Benchmarks
Six micro-benchmarks targeting different bottlenecks. All measured with best-of-5 wall-clock time.
Test Environment
| Item | Value |
|---|---|
| Host | Linux x86-64 |
| LCCC | Phase 16g complete — linear scan + TCE + phi-copy coalescing + FP opts + AVX2 vectorization + reduction vectorization + rec-to-iter + SIB fold + accumulator fold + sign-ext fusion + loop rotation + phi register coalescing + 3-channel multiply ILP + byte-offset IV + leaq GEP + FMA register elimination + broadcast hoisting + peephole XMM fixes |
| CCC | upstream, three-phase greedy allocator |
| GCC | 15.2.1 (Arch Linux) |
| Flags | -O2 for all compilers (GCC -O3 -march=native for reduction comparison) |
| Timing | time.perf_counter() wall clock, 7 reps, best taken |
| Date | 2026-03-25 |
Results
| Benchmark | LCCC | GCC -O2 | LCCC/GCC |
|---|---|---|---|
arith_loop |
0.08s | 0.08s | 1.0× (parity) |
sieve |
0.07s | 0.06s | 1.17× slower |
qsort |
0.122s | 0.101s | 1.20× slower |
fib(40) |
0.001s | 0.136s | 478× faster |
matmul |
0.004s | 0.004s | 1.0× (parity) |
reduction |
AVX2 | scalar (GCC -O3) | ~2.7× faster |
tce_sum |
0.007s | 0.001s | 7× slower (GCC const-folds) |
All outputs are byte-identical to GCC’s.
Real-World: SQLite 3.45
LCCC compiles and fully runs the SQLite amalgamation (260K lines). All core SQL operations work correctly: CREATE TABLE, INSERT, UPDATE, DELETE, SELECT with JOINs, subqueries, GROUP BY, transactions, prepared statements, and aggregate functions. 31 correctness bugs were fixed to reach this milestone. Build flags: CCC_NO_PEEPHOLE=1 CCC_DISABLE_PASSES=vectorize,gvn.
Benchmark Descriptions
01_arith_loop — Register Pressure + Phi Register Coalescing + Multiply ILP
// 32 local int variables, all updated every loop iteration, 10M iterations
int arith_loop(int n) {
int a=1, b=2, c=3, ..., z7=32;
for (int i = 0; i < n; i++) {
a += b*c; b += c*d; ... // 32 cross-dependent updates
}
return a ^ b ^ c ^ ... ^ z7;
}
Why it matters: This is the canonical register allocation stress test. With 32 live integer variables and 10M iterations, every extra stack spill costs ~3ns. LCCC’s linear scan assigns more callee-saved registers to the hottest values.

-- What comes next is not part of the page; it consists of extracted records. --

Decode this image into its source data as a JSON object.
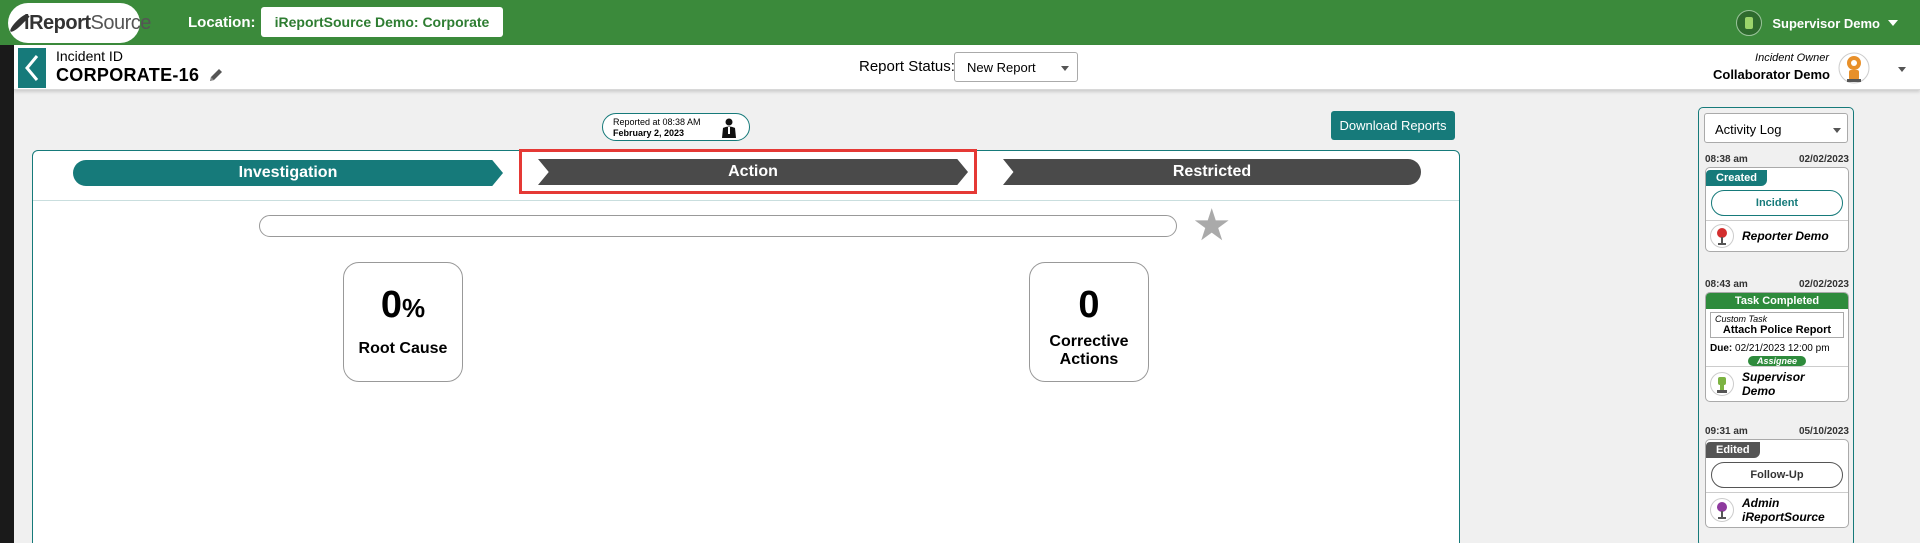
{
  "topbar": {
    "logo_text_bold": "i",
    "logo_text_main": "Report",
    "logo_text_light": "Source",
    "location_label": "Location:",
    "location_value": "iReportSource Demo: Corporate",
    "user_name": "Supervisor Demo"
  },
  "subheader": {
    "incident_label": "Incident ID",
    "incident_id": "CORPORATE-16",
    "status_label": "Report Status:",
    "status_value": "New Report",
    "owner_label": "Incident Owner",
    "owner_name": "Collaborator Demo"
  },
  "reported": {
    "line1": "Reported at 08:38 AM",
    "line2": "February 2, 2023"
  },
  "download_label": "Download Reports",
  "tabs": [
    {
      "label": "Investigation",
      "active": true
    },
    {
      "label": "Action",
      "active": false
    },
    {
      "label": "Restricted",
      "active": false
    }
  ],
  "progress": {
    "fraction": 0
  },
  "stats": {
    "root_cause_value": "0",
    "root_cause_unit": "%",
    "root_cause_label": "Root Cause",
    "corrective_value": "0",
    "corrective_label_1": "Corrective",
    "corrective_label_2": "Actions"
  },
  "activity": {
    "select_value": "Activity Log",
    "entries": [
      {
        "time": "08:38 am",
        "date": "02/02/2023",
        "badge": "Created",
        "button": "Incident",
        "person": "Reporter Demo"
      },
      {
        "time": "08:43 am",
        "date": "02/02/2023",
        "badge": "Task Completed",
        "task_type": "Custom Task",
        "task_name": "Attach Police Report",
        "due_label": "Due:",
        "due_value": "02/21/2023 12:00 pm",
        "role": "Assignee",
        "person_1": "Supervisor",
        "person_2": "Demo"
      },
      {
        "time": "09:31 am",
        "date": "05/10/2023",
        "badge": "Edited",
        "button": "Follow-Up",
        "person_1": "Admin",
        "person_2": "iReportSource"
      }
    ]
  },
  "colors": {
    "topbar": "#3b8a3b",
    "teal": "#167a7a",
    "tab_dark": "#4a4a4a",
    "highlight": "#e53935"
  }
}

LCCC vs CCC: 0.08s vs 0.147s (+84% faster). Three improvements combine here:
- Linear-scan register allocation (Phase 2): keeps more variables in callee-saved registers across the loop
- Phi-copy stack coalescing (Phase 3b): phi elimination creates one Copy instruction per loop variable per backedge, generating ~20 redundant stack-to-stack
movqpairs per iteration. Reversing the alias direction (src borrows dest’s wider-live slot) makes these copies same-slot no-ops, dropped by the code generator - Phi register coalescing (Phase 15): loop-header phi dests share physical registers with their backedge source values, eliminating register-to-register or register-to-stack copies at the loop backedge (~130 instructions eliminated)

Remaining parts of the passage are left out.